Me, I think blogs are a potentially powerful and democratizing tool for sharing information and building community. But I think it's a mistake to overestimate how many people are touched by them, and to dismiss those who are not as apathetic know-nothings.
Posted on entry Why I blog ::: December 04, 2006, 10:41 PM:
Theresa writes: "Based on my own experience, I’d say the answer to Digby’s question is: yes."

Based on my own experience - 20 years as a working newspaper reporter - I'd say the answer is most definitely yes.

Why? Because for a certain number of journalists, knowing stuff they can't tell the public is fun.

When they're nobodies just getting started in the hinterlands, it makes them feel like insiders, even if the only insider scoop they have is about which city council members are screwing around on their spouses or which high school football coach has an alcohol problem.

Naive reporters stumble onto this kind of thing and want to write stories about it; their editors slap them down because they don't have sufficient evidence, and nobody wants to risk a libel suit. So instead of writing about it, they tell each other (newsrooms are awash in the dirty little secrets of the small-town power elite).

It makes them feel important, in the know, and that's a feeling that's easy to get hooked on. By the time they've moved up the food chain to become nationally prominent journalists, they can't live without it.

Reason No. 1,243 why I left the news business ...

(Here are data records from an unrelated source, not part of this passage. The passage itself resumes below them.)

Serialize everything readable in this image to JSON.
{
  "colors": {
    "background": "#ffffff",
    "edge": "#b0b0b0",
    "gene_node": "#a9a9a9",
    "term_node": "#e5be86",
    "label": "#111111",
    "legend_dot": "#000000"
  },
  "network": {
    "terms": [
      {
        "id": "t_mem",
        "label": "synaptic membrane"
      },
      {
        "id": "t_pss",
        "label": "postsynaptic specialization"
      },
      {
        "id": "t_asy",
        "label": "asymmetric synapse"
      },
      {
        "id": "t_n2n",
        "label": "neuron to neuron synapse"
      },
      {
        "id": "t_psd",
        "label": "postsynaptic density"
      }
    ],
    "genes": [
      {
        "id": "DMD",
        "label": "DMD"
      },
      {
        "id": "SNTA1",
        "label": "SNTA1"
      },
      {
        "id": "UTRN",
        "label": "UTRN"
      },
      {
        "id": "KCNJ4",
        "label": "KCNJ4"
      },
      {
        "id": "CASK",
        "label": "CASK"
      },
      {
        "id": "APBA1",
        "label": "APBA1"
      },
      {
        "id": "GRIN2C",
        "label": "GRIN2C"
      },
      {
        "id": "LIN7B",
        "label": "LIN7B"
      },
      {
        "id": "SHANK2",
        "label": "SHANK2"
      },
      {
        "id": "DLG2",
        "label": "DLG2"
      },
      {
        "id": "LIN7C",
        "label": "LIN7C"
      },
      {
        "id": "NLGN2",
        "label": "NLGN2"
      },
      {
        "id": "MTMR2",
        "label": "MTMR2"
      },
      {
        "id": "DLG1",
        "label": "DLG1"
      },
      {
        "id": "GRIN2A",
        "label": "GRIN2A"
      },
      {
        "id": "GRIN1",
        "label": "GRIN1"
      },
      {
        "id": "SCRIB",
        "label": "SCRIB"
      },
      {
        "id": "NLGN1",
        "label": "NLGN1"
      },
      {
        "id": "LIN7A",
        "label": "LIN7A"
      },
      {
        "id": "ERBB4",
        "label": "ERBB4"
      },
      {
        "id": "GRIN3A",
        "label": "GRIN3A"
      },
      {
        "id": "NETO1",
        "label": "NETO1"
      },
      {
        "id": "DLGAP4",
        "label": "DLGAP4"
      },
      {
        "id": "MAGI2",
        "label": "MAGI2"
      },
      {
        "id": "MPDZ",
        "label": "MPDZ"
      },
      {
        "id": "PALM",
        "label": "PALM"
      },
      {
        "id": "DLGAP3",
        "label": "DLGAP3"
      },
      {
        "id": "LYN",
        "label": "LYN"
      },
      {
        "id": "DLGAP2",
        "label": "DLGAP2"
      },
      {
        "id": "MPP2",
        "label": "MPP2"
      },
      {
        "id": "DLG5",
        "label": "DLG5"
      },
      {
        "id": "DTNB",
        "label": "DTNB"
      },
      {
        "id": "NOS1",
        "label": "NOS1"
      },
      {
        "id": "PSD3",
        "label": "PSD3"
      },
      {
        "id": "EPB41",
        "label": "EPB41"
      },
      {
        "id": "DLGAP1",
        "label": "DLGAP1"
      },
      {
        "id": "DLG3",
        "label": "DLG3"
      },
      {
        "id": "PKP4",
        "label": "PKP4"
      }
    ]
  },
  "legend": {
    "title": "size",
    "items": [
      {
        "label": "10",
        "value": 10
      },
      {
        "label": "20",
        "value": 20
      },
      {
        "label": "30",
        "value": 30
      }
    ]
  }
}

Posted on entry Geekiest Thing EVAR ::: November 30, 2006, 12:20 PM:
I work at Oregon State University; this was definitely for real. In the local geekosphere, it's the coolest thing the university has done since the invention of the modern maraschino cherry.

We're so proud.
Posted on entry A soft answer turneth away idiots ::: November 29, 2006, 04:25 PM:
Make that " ... don't outright require." Bleah.
Posted on entry A soft answer turneth away idiots ::: November 29, 2006, 04:24 PM:
Knitting needles were among the items banned from US flights after 9/11 - but only briefly. These days the TSA rules recommend (but don't outright prohibit) eschewing metal needles in favor of wood or plastic.

I've always imagined the change came after hundreds of federal functionaries got calls from their furious mothers and grandmothers: "Now, just one second there, Junior - what the HELL do you mean I can't take my knitting on the plane?"